An example configuration ship with the framework and can be used like this:

$context = new substrate_Context(
    './path/to/hole-security/hole-security-config.php'
);

$context->execute();

$hole_Security = $context->get('hole_FilterChainProxy' );
$hole_Security->doFilter();

Just be sure that the bootstrap code of the framework is executed before the bootstrap of the MVC of your choice.

WebSite: http://code.google.com/p/hole-security/

Documentation: For the moment you can use reference documentation of Spring Security where it’s apply. You can get a general idea using the Acegi Security reference documentation because hole-security use the same way of configuration, but keep in mind that it’s based on Spring Security.

License: It’s released under Apache License Version 2.0.

Features: hole-security brings an pluggable security system where you can adopt the security requirement of your environment. Currently there is a very simple security system because it’s on the first release but with the base foundation that it brings you could suggest or request for new features to be added to the project.

Currently Features:

  1. In memory dao authentication as a proof of concept, you can switch to your preferred dao or implementation that get’s user data from database or wherever you store it. In futures release an PDO based implementation will be created.

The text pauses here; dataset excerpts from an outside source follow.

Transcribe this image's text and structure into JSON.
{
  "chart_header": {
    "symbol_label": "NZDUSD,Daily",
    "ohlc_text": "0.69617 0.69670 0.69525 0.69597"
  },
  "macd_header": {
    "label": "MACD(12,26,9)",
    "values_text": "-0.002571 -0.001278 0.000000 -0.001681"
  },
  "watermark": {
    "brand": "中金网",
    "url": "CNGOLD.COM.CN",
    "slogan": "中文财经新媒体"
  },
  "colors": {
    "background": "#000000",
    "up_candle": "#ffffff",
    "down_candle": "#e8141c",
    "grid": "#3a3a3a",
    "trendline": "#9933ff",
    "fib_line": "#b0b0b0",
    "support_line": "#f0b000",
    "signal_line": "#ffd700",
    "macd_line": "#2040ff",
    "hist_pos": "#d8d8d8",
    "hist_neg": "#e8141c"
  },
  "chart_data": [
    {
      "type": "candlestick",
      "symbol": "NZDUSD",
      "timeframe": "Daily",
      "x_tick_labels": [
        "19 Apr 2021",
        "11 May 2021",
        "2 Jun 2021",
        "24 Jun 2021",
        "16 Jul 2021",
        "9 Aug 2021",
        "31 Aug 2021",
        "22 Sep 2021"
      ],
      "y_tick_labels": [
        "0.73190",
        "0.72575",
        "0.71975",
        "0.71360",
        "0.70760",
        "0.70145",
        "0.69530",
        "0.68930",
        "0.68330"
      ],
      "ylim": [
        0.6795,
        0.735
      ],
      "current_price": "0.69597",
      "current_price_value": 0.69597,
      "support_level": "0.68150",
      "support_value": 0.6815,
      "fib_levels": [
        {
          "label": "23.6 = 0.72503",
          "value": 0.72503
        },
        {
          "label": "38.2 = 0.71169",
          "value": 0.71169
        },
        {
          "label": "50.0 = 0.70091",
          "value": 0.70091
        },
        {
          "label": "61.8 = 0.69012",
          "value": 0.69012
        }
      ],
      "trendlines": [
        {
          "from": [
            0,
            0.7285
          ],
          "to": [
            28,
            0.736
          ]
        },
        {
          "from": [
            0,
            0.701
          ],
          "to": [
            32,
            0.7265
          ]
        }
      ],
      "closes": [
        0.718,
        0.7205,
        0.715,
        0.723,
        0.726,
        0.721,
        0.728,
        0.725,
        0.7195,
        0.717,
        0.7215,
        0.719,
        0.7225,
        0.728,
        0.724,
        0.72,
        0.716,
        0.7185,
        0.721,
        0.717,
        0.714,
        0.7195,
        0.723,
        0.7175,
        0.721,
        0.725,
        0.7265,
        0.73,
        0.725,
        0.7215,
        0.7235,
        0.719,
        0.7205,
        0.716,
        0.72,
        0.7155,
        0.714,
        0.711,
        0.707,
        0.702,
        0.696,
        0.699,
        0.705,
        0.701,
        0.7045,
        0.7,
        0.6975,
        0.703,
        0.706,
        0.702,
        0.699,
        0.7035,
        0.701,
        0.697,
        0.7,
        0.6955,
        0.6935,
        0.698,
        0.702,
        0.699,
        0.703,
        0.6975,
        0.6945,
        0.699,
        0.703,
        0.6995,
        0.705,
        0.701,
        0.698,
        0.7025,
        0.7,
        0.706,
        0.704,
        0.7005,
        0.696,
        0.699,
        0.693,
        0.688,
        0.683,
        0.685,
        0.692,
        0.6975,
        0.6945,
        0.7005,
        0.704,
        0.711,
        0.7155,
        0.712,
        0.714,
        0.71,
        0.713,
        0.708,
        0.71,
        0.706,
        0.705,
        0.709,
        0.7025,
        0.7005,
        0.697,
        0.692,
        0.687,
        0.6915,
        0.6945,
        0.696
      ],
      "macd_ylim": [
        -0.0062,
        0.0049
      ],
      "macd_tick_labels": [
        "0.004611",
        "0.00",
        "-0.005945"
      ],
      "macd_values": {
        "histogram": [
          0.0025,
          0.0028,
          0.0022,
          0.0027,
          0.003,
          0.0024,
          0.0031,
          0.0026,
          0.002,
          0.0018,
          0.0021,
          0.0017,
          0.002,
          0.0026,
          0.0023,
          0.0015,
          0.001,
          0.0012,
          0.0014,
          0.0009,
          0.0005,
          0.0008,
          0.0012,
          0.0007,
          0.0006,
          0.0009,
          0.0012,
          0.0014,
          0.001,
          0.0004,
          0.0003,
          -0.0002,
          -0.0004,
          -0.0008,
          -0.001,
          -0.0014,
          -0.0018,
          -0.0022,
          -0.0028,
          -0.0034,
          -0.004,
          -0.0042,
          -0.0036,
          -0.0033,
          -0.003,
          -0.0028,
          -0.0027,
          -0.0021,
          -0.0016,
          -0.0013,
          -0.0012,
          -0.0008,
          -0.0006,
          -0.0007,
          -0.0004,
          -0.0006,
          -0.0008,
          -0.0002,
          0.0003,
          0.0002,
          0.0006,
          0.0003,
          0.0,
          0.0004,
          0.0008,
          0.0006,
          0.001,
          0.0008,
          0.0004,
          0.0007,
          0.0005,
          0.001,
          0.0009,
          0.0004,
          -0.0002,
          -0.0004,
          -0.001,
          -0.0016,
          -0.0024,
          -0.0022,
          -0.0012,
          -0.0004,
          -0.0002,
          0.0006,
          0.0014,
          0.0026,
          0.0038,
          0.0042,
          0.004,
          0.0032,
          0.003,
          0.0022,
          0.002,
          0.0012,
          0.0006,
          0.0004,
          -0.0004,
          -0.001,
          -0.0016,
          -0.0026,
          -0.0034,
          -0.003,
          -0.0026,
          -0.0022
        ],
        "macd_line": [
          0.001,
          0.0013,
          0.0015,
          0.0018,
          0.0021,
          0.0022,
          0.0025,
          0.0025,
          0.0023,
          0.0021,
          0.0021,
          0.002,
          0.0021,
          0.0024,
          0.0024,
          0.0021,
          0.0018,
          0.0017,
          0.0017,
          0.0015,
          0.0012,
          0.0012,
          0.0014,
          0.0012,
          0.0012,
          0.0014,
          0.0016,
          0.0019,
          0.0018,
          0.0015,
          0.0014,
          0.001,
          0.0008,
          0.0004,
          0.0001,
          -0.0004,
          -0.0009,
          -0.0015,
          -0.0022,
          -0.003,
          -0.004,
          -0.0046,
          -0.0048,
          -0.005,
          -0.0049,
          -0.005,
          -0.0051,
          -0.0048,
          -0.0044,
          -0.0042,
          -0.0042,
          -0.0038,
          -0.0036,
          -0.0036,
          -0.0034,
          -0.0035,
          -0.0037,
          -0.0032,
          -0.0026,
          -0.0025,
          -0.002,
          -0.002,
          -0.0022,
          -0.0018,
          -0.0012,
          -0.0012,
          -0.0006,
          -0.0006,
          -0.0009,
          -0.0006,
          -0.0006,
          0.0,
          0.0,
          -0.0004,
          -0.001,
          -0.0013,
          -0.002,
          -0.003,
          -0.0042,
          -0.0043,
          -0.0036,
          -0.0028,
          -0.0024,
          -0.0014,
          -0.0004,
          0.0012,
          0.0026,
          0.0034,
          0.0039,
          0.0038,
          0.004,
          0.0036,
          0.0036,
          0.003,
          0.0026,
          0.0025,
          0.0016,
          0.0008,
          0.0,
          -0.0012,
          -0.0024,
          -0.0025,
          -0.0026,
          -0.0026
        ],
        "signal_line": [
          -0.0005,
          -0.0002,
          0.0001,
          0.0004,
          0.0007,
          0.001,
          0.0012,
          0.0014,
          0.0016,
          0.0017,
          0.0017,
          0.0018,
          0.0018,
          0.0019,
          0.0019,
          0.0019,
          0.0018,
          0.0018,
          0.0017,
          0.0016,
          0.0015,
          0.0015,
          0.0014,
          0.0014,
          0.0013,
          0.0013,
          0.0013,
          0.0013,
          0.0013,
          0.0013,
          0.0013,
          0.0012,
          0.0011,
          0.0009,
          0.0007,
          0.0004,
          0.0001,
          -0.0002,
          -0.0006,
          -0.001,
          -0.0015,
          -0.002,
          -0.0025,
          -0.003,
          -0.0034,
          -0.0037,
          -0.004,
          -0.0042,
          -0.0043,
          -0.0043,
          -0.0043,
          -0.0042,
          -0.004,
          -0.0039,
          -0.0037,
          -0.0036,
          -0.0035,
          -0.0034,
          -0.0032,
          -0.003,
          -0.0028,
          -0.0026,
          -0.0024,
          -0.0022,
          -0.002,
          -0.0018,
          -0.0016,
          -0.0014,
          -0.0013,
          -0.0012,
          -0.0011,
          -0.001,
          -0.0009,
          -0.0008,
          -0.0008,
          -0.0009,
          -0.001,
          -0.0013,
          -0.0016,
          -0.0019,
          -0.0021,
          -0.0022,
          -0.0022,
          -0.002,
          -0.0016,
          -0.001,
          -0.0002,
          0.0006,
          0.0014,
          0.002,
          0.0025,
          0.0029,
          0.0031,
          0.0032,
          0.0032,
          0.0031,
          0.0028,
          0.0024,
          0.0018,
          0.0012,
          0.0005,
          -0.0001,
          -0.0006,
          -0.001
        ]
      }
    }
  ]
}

  2. Configured filters for be applied to url patterns. Url path matcher can be plugged to, currently it ship with a ant styles path matcher.

  3. Authorization Manager can be used in your application to decide wherever or not do something, always obtaining the reference from the substrate context.

  4. Shared Security Context accessible from any code of your application if hole_HttpSessionContextIntegrationFilter is applied. You can use this context to save information related to the session without use the session object directly.

  5. You can use a custom login page and customize it according to the hole_AuthenticationProcessingFilter configuration, or customize hole_AuthenticationProcessingFilter according to your custom login page.

  6. The default password encoder is plain text, without encoding. Futures releases will have implementations for MD5, Sha based, Base64 and others related encoding. You can create your own password encoder and get configured.

  7. All the objects are loaded as required, if something like a filter it’s not used for a request would not be loaded. This increase the performance of the application There are others features related that hole-security have.